The custom bike scene, along with the legions of ‘modern classic’ bikes it’s spawned, has invigorated motorcycling. Beyond the cafés, scramblers and choppers that adorn our Instagram feeds, this retro aesthetic has even crossed over to the mainstream, making moto culture global, fashionable… and aspirational. What is it that attracts us to motorcycling’s mythic past? In this episode, I talk to Hugh Francis Anderson, a young British writer with a passion for bikes and a provocative take on what it means to motorcyclists, and maybe everyone else, too.

Show Notes

Hugh Francis Anderson might have the best job in the world. You can learn more about him and read more of his work by visiting his web site. The article that originally caught my eye is here. It’s a short piece, but I was intrigued that it touched on some themes that most motorcycle writers avoid when it comes to customs, and Hugh’s generational perspective and London roots made him an especially fun interview for this topic.

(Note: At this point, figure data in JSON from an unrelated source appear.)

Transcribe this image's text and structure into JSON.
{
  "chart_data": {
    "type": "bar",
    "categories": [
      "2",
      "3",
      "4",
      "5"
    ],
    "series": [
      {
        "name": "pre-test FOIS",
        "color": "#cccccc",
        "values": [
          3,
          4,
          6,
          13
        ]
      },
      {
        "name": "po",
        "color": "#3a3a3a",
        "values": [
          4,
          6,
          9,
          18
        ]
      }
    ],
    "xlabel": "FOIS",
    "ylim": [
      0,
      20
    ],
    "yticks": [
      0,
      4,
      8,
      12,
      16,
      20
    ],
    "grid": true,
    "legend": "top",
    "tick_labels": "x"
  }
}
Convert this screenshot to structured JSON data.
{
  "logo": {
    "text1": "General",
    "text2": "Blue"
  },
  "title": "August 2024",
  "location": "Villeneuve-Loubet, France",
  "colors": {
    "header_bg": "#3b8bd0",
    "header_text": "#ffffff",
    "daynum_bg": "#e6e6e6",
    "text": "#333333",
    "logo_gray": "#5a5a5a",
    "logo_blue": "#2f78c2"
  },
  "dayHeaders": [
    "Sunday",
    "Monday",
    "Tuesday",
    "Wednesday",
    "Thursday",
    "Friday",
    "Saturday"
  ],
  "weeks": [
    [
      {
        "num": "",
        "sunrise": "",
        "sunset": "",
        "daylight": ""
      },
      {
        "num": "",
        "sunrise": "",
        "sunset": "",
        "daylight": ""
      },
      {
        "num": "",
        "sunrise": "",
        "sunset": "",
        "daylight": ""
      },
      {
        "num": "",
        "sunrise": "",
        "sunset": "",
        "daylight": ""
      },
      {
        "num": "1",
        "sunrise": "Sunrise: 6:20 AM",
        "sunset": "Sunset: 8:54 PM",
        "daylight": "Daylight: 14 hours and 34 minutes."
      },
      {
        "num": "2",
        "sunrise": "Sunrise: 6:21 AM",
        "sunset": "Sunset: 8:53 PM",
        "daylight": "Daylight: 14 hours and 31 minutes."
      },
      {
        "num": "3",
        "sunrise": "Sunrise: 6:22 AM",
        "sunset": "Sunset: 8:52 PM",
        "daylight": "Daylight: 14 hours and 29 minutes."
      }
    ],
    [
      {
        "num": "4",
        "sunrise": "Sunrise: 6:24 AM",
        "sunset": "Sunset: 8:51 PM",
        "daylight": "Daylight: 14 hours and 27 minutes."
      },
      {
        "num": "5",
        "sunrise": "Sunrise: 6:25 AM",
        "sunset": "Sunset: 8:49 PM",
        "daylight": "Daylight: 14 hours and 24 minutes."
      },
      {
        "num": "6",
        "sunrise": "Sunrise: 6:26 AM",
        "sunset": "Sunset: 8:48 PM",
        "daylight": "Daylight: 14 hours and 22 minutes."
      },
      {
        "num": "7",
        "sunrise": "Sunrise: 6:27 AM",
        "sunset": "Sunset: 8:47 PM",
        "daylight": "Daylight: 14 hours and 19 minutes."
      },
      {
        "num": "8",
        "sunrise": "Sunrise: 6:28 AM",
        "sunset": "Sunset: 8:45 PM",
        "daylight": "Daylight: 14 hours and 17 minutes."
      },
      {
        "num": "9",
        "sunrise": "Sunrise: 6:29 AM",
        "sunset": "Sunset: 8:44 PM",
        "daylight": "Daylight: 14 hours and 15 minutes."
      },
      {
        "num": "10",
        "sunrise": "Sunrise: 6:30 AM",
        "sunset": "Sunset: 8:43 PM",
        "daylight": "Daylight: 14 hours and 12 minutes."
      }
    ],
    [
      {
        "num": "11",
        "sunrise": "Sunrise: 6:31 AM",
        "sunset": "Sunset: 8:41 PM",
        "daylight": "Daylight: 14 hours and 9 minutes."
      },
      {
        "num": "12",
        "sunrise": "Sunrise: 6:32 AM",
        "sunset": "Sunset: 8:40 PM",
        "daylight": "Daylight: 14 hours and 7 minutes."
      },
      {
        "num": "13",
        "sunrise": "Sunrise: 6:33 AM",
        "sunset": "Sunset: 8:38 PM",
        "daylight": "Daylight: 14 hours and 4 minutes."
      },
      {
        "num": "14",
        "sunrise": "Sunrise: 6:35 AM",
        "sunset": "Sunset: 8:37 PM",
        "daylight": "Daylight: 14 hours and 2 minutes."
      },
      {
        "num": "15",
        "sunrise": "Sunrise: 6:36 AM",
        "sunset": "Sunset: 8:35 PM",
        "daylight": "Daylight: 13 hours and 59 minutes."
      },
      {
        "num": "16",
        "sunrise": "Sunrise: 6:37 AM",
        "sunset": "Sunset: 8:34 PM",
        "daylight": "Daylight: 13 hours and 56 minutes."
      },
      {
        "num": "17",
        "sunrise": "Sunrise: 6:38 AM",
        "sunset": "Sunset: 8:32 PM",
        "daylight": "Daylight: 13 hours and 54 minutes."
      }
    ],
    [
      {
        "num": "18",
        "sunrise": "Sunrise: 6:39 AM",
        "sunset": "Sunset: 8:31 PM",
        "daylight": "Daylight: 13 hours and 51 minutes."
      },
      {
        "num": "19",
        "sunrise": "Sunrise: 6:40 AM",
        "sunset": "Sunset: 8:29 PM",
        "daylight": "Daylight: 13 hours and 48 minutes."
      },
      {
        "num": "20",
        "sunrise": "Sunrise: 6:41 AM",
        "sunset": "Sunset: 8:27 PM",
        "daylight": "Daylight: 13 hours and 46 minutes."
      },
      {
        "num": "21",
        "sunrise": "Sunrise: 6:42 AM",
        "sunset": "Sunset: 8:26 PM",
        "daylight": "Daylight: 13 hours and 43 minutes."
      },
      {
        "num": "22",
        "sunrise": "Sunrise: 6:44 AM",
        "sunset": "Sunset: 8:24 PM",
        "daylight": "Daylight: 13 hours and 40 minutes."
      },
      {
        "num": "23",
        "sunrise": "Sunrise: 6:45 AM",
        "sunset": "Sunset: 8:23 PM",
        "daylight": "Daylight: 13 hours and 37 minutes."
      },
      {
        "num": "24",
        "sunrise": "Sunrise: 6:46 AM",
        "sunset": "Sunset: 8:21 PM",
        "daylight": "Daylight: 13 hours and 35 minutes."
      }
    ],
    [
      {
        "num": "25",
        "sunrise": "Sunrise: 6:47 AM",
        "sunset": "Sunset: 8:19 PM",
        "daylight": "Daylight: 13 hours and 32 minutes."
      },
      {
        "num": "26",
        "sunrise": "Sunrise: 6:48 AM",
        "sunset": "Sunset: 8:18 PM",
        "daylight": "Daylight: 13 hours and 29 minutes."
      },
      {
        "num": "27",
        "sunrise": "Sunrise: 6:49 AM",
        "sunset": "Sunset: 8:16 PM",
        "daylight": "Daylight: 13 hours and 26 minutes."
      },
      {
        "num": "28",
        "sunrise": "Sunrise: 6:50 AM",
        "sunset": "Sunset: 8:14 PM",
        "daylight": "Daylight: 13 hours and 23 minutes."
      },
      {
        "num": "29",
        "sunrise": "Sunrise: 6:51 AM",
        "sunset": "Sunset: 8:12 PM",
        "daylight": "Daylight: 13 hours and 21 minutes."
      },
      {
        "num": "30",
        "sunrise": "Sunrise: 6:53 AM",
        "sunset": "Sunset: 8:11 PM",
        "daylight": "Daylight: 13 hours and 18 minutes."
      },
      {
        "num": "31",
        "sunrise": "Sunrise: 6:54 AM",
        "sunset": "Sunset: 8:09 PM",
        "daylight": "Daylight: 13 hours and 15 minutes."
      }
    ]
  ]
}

Our conversation referenced a bunch of brands from the custom scene. Here’s a few of the major ones:

This is Untitled Motorcycles, the London custom shop Hugh mentioned when he spoke about his discovery of this scene. And here’s Blitz Motorcycles, the Paris custom shop that seems to have led the way for legions of interesting European builders.

Two hipster hangouts spawned by the custom scene came up in our conversation: London’s The Bike Shed, and Deus Ex Machina’s Emporium of Postmodern Activities in Los Angeles.

Spain’s El Solitario are, maybe… post-post-modern? Is that a thing? Anyway, their work is among the most polarizing in the custom scene, and while I don’t love all their bikes,  I do love their attitude.

Hugh mentioned a UK brand of moto luggage and clothing, Malle, which I hadn’t heard of, so I looked it up. It’s pretty cool.

I mentioned Brooklyn’s Union Garage in the context of the Distinguished Gentleman’s Ride. I love these guys; they were a bit of a gateway drug for me. Check out the DGR next year. It’s a worthy cause to ride for.

Here’s the stunning Brough Superior, the best bike Hugh had seen all year. No words.

And finally, our TML Playlist selection, Daytona ’69, was selected for us by – and used with the kind permission of – Blue Mercury Coupe. You can discover the band and add this track to your collection here. Thanks Steve,  you rock.

With great sadness, this episode is dedicated to my Dad, who passed away while we were in production. Dad rode bikes until he was nearly 80, and though he was quieter about his passions than I am, it left an indelible impression. Chin on the tank, Dad.